8. Het beroep tegen het bestreden besluit II is ongegrond. Dat betekent dat verweerder zich niet hoeft in te spannen om eisers over te brengen naar Nederland.

9. Met het bestreden besluit I heeft verweerder het bezwaar van eisers niet-ontvankelijk verklaard. Naar aanleiding van de uitspraken van de Afdeling van 14 september 2022 heeft verweerder dit besluit ingetrokken en een nieuwe beslissing op bezwaar (bestreden besluit II) genomen. Nu eisers gelet daarop terecht beroep hebben ingesteld, ziet de rechtbank aanleiding een proceskostenvergoeding toe te kennen.

10. De vergoeding is met toepassing van het Besluit proceskosten bestuursrecht (hierna: Bpb) berekend. Voor de rechtsbijstand door een gemachtigde krijgen eisers een vast bedrag per proceshandeling. In beroep heeft elke proceshandeling een waarde van € 875,-. De gemachtigde heeft een beroepschrift ingediend. De proceskostenvergoeding bedraagt dan ook € 875,-.

Beslissing

De rechtbank:

- verklaart het beroep tegen het bestreden besluit I niet-ontvankelijk;

- verklaart het beroep tegen het bestreden besluit II ongegrond;

- veroordeelt verweerder in de proceskosten van eisers tot een bedrag van € 875,-.

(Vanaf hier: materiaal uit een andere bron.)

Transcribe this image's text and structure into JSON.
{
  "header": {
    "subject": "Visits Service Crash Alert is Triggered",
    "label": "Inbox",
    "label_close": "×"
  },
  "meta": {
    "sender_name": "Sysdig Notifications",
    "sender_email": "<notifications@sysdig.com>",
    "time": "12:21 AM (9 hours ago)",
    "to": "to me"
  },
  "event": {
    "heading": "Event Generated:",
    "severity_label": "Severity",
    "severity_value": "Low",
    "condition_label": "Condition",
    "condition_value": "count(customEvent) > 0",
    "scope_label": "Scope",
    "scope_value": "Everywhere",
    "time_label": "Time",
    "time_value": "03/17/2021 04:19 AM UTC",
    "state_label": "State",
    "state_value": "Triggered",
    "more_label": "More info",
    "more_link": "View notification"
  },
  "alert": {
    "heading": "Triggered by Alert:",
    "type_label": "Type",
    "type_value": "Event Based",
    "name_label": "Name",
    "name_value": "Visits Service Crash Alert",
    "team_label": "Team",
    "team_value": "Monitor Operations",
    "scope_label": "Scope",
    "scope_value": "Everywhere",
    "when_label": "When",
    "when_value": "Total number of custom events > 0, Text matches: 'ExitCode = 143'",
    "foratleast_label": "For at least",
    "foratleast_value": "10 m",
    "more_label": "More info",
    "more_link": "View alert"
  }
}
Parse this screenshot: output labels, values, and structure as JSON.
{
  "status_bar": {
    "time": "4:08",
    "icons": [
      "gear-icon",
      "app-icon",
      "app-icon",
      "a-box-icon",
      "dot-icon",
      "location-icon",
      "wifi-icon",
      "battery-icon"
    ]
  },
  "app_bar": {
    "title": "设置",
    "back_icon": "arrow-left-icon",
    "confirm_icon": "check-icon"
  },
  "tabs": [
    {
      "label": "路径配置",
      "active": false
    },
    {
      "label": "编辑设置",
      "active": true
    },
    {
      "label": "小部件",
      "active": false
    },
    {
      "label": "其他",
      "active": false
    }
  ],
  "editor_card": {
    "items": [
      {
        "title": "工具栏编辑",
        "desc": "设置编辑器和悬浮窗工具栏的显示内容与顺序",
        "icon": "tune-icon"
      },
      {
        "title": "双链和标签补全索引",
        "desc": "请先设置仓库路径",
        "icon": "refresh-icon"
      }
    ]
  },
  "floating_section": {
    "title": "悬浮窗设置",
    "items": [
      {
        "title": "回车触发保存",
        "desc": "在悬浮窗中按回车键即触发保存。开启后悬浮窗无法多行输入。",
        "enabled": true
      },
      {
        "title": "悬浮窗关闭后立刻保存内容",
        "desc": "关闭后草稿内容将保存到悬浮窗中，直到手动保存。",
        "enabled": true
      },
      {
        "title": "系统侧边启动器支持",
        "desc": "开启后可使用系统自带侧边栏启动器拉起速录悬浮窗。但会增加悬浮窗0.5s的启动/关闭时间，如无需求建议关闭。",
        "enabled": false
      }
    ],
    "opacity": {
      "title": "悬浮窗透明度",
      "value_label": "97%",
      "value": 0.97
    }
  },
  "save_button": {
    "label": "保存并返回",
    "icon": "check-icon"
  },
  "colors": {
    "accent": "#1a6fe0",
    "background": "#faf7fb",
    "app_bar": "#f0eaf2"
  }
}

Deze uitspraak is gedaan door mr. E.K.S. Mollen, rechter, in aanwezigheid van mr. S. Hoeijmans, griffier. De beslissing is uitgesproken in het openbaar op 20 maart 2024.

griffier

rechter

Een afschrift van deze uitspraak is verzonden aan partijen op:

Informatie over hoger beroep

Een partij die het niet eens is met deze uitspraak, kan een hogerberoepschrift sturen naar de Afdeling bestuursrechtspraak van de Raad van State waarin wordt uitgelegd waarom deze partij het niet eens is met deze uitspraak. Het hogerberoepschrift moet worden ingediend binnen zes weken na de dag waarop deze uitspraak is verzonden. Kan de indiener de behandeling van het hoger beroep niet afwachten, omdat de zaak spoed heeft, dan kan de indiener de voorzieningenrechter van de Afdeling bestuursrechtspraak van de Raad van State vragen om een voorlopige voorziening (een tijdelijke maatregel) te treffen.